David Mitchell, Black Swan Green

I hadn't gotten around to David Mitchell before the Beer & Books Club chose Cloud Atlas in 2012, then Utopia Avenue in 2022 (which I'm surprised that I didn't post about here), and to be honest, I'd loosely categorized him as "appreciated, but not enough": I wasn't looking to read another Mitchell novel.

But then I saw Black Swan Green in a local roadside bookshelf (which we call "little libraries" around here), and it stayed there for a few visits, and I thought, why not? And now I think, why didn't I earlier?

The thumbnail of this book is pretty straightforward: a resentfully sensitive 13-year-old boy living in an English village in 1983 lives through almost everything that made it so shit to be a 13-year-old boy living in an English village in 1983. We share a birth year, me and Jason Taylor, so even though rural British Columbia of the time had little in common with a Worcestershire village, I felt I understood him pretty viscerally. If I wasn't of the same age, would I have felt as connected to the book and its characters? Hmm.

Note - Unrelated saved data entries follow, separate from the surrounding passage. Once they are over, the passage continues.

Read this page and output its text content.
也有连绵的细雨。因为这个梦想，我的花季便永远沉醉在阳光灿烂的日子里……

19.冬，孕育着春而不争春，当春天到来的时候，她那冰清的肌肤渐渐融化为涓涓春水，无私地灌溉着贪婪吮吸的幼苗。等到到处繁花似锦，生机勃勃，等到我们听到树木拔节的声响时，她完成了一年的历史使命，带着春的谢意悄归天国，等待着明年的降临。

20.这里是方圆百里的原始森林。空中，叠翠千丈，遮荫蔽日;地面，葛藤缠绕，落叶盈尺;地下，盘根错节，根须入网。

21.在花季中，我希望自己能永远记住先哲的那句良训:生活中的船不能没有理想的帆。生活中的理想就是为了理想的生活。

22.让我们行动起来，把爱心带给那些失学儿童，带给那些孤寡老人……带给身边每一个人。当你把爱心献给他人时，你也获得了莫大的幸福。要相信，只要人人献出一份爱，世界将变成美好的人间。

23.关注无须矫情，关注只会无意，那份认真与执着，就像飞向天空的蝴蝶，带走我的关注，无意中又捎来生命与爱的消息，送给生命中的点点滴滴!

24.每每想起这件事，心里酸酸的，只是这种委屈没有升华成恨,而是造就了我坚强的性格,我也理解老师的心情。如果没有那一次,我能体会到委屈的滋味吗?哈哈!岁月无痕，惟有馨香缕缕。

Anyway, it's an episodic novel, with little clarity about how much time passes between episodes. When it opens, Jason's parents are in a marriage under strain; his sister will be leaving for university at the end of the school year; his stuttering is getting worse; and he's gradually falling through the social strata of kids in the village toward the doom of getting constantly picked on. Each chapter tends to present additional complications and degradations, either for Jason or for someone he cares for, but he gets increasingly self-aware and increasingly understanding of the world around him--

--well, not of girls, obviously that's impossible, I mean he's 13, and even when he's older, he'll still find that they're--

--so much so that we see him starting to develop what we might think of as some classic Gen X feelings about the idiocies of racism, misogyny, violence, that sort of thing. Obviously those things have remained fascinating for many Gen X folk, as for other members of other generations, and the concept of "generations" is a fiction anyway, or cruel self-serving bigots like Trump and Poilievre wouldn't hold the power that they do in 2026, but that's not my Gen X.

My point, simply, is that it was a mixed joy to hear from Jason Taylor in detail about 1983, the year he was 13, in the village of Black Swan Green, Worcestershire. It was painful for him and for so many of those around him, including his enemies, because life was awful for a great many people then (as it is now, though differently), but as the song says, it was something like coming home to a place I'd never been before.

Highly recommended, but only for a small group of readers!